イスラエル軍、ガザ中部ネツァリム回廊から撤退 停戦合意の節目に
イスラエル軍が、ガザ地区を南北に分断してきた中部のネツァリム回廊から撤退しました。今年1月に発効したイスラエルとイスラム組織ハマスの停戦合意の一環とされ、ガザの人道状況と停戦の行方を左右する動きとして注目されています。
ネツァリム回廊とは ガザを南北に分断してきた細い線
ネツァリム回廊は、ガザ市の南側に位置し、イスラエルとの境界から地中海まで東西に延びる約4マイル(約6.4キロ)の地上ルートです。紛争の初期からイスラエル軍が掌握し、ガザ北部のコミュニティ、とりわけ最大の都市圏を南部から事実上切り離してきました。
この回廊を通らなければ、人や物資が北から南へ、またその逆へ移動することはほとんど不可能で、多くの住民にとってはまさに生死の通路となってきました。
撤退の発表と現地の変化
ハマスは、イスラエル軍がネツァリム回廊から撤退したと発表し、匿名のイスラエル治安当局者も、ガザ中部からの部隊撤収が進められていることを認めました。
イスラエル軍はすでに同地域での兵力を徐々に縮小しており、その後、ハマスが運営する警察組織が配置され、回廊を通過するパレスチナ人の移動を管理するようになりました。
停戦発効後、数千人規模のパレスチナ人がこの回廊を通って南部から北部へ戻り、自宅や地域の状況を確認しようとしました。
破壊された北部ガザ 帰還した住民の現実
長期の軍事作戦にさらされたガザ北部は、イスラエル軍の攻勢により深刻な被害を受けました。帰還した人々の多くは、かつての住宅地や商店街が瓦礫と化している光景に言葉を失ったと証言しています。
中には、イスラエル軍が駐留していた地域周辺で、遺体の一部とみられる遺骨を見つけたと語る人もおり、戦闘の激しさと長期化を物語っています。
自宅が完全に破壊されていた住民の一部は、再び南部の避難先へ戻らざるを得ませんでした。一方で、戻る場所がない人たちは、かつての自宅跡地に簡易テントを張り、生活再建の糸口を探っています。
停戦合意の第1段階とネツァリム回廊撤退
ガザをめぐる戦闘は、停戦が発効するまでに15カ月以上続いてきました。1月19日に発効した停戦合意は、イスラエルとハマスの間で結ばれた3段階構成の枠組みで、まず第1段階として42日間の停戦期間が設定されました。
この第1段階の合意の中で、イスラエル側はネツァリム回廊を含む一部地域から部隊を撤収することを約束していたとされ、今回の撤退はそうした約束の履行と位置づけられます。

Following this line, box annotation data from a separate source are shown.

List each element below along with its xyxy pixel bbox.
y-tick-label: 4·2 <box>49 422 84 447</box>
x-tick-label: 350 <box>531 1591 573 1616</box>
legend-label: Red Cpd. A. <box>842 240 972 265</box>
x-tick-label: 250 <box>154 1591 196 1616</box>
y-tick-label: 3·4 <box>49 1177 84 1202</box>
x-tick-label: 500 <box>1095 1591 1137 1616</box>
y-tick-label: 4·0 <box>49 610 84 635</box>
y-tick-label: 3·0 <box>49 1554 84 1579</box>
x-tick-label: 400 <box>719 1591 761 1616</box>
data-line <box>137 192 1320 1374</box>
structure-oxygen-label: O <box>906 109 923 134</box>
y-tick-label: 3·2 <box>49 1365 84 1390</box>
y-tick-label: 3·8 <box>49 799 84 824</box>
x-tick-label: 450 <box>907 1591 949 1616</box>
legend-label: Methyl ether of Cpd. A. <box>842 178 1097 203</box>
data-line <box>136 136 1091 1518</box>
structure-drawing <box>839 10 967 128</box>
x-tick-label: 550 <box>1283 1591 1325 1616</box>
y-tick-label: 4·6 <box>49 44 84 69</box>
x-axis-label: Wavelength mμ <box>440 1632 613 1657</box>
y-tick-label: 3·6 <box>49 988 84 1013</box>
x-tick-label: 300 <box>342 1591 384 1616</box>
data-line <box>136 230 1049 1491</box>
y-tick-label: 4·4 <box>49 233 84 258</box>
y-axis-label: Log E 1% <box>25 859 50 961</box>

停戦第1段階が中盤を過ぎた時点では、停戦を第2段階に移行させるかどうかをめぐって、カタールとエジプト、米国が仲介し、協議を進めることになっていました。第2段階では、さらなる人質やパレスチナ人被拘束者の解放が盛り込まれるとされ、国際社会の注目が集まっていました。
私兵契約の元米兵も検問に動員
停戦合意の発効後数週間の間に、元米軍兵士で民間契約社員として雇用された要員がネツァリム回廊に投入され、通過する車両の検査にあたっていたとされています。

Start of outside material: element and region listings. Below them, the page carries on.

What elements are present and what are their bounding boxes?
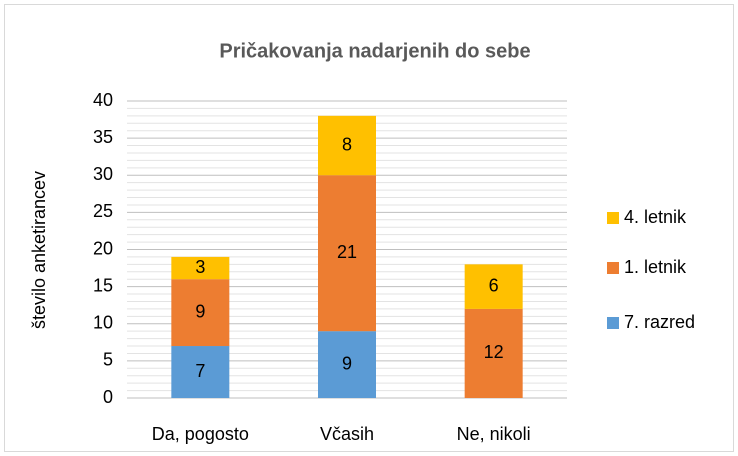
y-tick-label: 15 [93,275,113,295]
x-tick-label: Da, pogosto [152,424,249,444]
data-label: 8 [342,134,352,154]
legend-label: 1. letnik [624,257,687,277]
y-tick-label: 20 [93,238,113,258]
y-tick-label: 0 [103,387,113,407]
x-tick-label: Ne, nikoli [457,424,531,444]
data-label: 6 [489,275,499,295]
bar-segment [171,346,230,398]
legend-label: 4. letnik [624,207,687,227]
y-tick-label: 25 [93,201,113,221]
data-label: 3 [195,257,205,277]
bar-segment [464,264,523,309]
legend-label: 7. razred [624,312,695,332]
data-label: 9 [342,353,352,373]
data-label: 21 [337,242,357,262]
bar-segment [318,331,376,398]
y-tick-label: 40 [93,90,113,110]
x-tick-label: Včasih [320,424,374,444]
bar-segment [318,175,376,332]
legend-swatch [607,212,619,224]
y-tick-label: 5 [103,350,113,370]
data-label: 12 [484,342,504,362]
legend-swatch [607,317,619,329]
bar-segment [464,308,523,398]
y-tick-label: 35 [93,127,113,147]
y-axis-label: število anketirancev [29,171,49,329]
chart-title: Pričakovanja nadarjenih do sebe [219,40,530,62]
data-label: 9 [195,301,205,321]
y-tick-label: 10 [93,313,113,333]
bar-segment [318,115,376,176]
y-tick-label: 30 [93,164,113,184]
legend-swatch [607,262,619,274]
data-label: 7 [195,361,205,381]
bar-segment [171,279,230,347]
bar-segment [171,256,230,280]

こうした民間契約要員の活用は、治安管理の一部を外部に委ねる形とも言えますが、現場で暮らす住民にとっては、誰が権限を持ち、どのような基準で検問が行われているのかが見えにくくなる側面もあります。
ガザの人道状況と停戦の行方をどう見るか
ネツァリム回廊からの撤退により、南から北への移動は以前より可能になりましたが、帰還しても住む場所がない人が少なくないことが改めて浮き彫りになりました。
瓦礫の中にテントを張り、破壊された街での生活再建を模索する人々の姿は、停戦が合意されたからといってすぐに平穏な日常が戻るわけではない現実を示しています。
一方で、イスラエル軍の縮小や撤退が進むことは、停戦の履行度合いを示す一つの指標ともなります。停戦の各段階で、どこまで軍事力の行使が抑えられ、住民の自由な移動と生活再建が認められるのかは、今後も国際社会が注視すべきポイントです。
ガザの情勢をめぐる報道は、軍事面の動きだけでなく、帰還する市民の声、人道支援の現場、インフラ復旧の進み具合など、多角的な視点から追い続ける必要があります。ネツァリム回廊からの撤退は、その一つの重要な断面と言えるでしょう。